The Chronicler of the Lake Balaton Region - The Life of Károly Eötvös

culture Phd. Emőke Kovács

We all know the name of Károly Eötvös from his large-format work, the first travelogue of Lake Balaton entitled A Journey Around Lake Balaton. Eötvös's work is a fine achievement in itself, but the writer's biography also reveals interesting details.

In 1872, Károly Eötvös became MP for the district of Veszprém, then joined the Kossuth Party, a grouping that embraced independence principles. He often made his voice heard in Parliament, but a public engagement interrupted his career as MP. In 1882, he took on the defence of Jews widely considered guilty in the infamous Tiszaeszlár trial. As a result of his dedicated work, he won the case, proving the innocence of the defendants in a seven-hour defence speech.

As a well-known lawyer, he then took up legal assignments in Budapest, and although he was not allowed to be a member of the House of Representatives at that time, he did not abandon his political principles and ragularly came forwarrd with public statements. Thus he became a member of the so-called Turin Hundred delegation, the delegation that visited the exiled Lajos Kossuth in 1892. In 1906, he was elected MP yet again, but his mandate lasted only until 1910.

In addition to his political and legal activities, his literary works are also very important and valuable, published by the Révai Brothers in a 24-volume series. In 1865, Eötvös launched the political weekly Veszprém, and wrote many articles for Pesti Napló and Egyetértés. His literary works evoke the spirit and style of Mór Jókai and Kálmán Mikszáth, with plenty of humour, anecdotes and light-hearted stories.

Károly Eötvös had multiple ties to the Lake Balaton region (his mother was born in Balatonfüred), and the discovery of Lake Balaton took place during his lifetime. This is how his perhaps best-known work, A Journey Around Lake Balaton (1900) and later The End of a Journey Around Lake Balaton (1909), were written. In 1875, a small group of prominent people of the time (writers and historians) - Ferenc Salamon, Pál Gyulai, Sándor Szilágyi, Miklós Nagy and József Szentirmay - and the writer himself set off on a round trip. All of them people who hadn't known Lake Balaton before, with Eötvös as their guide. One by one, the wonderful stories of the region's past unfold before us: the love of Sándor Kisfaludy and Róza Szegedy, the legends of the region's castles, the milestones of the region's development (steamboats on the Lake, the history of the permanent theatre in Füred). The secret of Eötvös's book lies in the interesting stories on the one hand, and also in the finesse of his style and characteristic sense of humour.
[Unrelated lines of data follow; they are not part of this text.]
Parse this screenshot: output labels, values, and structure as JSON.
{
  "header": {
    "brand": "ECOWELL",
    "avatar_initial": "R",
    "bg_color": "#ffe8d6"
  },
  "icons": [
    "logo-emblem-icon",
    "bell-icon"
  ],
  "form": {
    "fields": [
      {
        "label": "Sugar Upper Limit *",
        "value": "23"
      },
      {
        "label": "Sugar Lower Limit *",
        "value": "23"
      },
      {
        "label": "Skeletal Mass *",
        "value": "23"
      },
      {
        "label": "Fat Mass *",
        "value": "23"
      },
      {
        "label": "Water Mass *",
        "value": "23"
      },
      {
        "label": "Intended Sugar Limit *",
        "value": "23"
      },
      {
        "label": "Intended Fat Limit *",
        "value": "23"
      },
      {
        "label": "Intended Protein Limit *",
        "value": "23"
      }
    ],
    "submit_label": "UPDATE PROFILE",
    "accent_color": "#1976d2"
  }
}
The memory and remembrance of Károly Eötvös has endured. Both the county library in Veszprém and the cultural centre in Alsóörs bear his name. In Budapest, a plaque on the wall of the Abbázia café commemorates the work of Eötvös, also known as the "voivode". Sculptures of Eötvös can be found in Füred and Veszprém, the latter being the work of Miklós Borsos himself. His name also appears on the wall of Füred's Pantheon with wonderful lines by Dezső Kosztolányi. Eötvös's works on Lake Balaton have seen several reprint editions and are still entertaining reading today. We now conclude with a nice quote as a teaser, illustrating Eötvös's own style and his love for Lake Balaton:

I stopped as if had got frozen. A sort of spontaneous cry came to my lips. Then I looked, looked, and stared. My soul was seized with wonder, delight, inspiration, an inexpressible feeling. I had never dreamt of such beauty. I had never seen, never heard, never read of such a mirage. Cones with gleaming tops, vineyards glowing green, black patches of forests, green meadows, golden fields, a hundred villages, a thousand hillside dwellings, taverns, mills, roadside rows of trees, streams, canals, high cliffs, white houses, castle ruins dilapidated yet splendid, the solemn majesty of Szent György Hill and Badacsony, and that Lake Balaton as if it were laughing at me, and the reeds as if whispering to me, and on the far border of vision the sweet embrace, the intimate folding of sky, earth, the Bakony, Tihany, sea; and all this, averting each other, alternating, chasing, intermingling, and brightened by the golden rays of the sun behind me: behold, this is the image that overran my soul. All the minute quivers of life of the present, all the shadows of centuries past, all the ancient works of nature, all the little beauties made by human hands together, side by side. Is there any radiant spot like this in the whole wide world?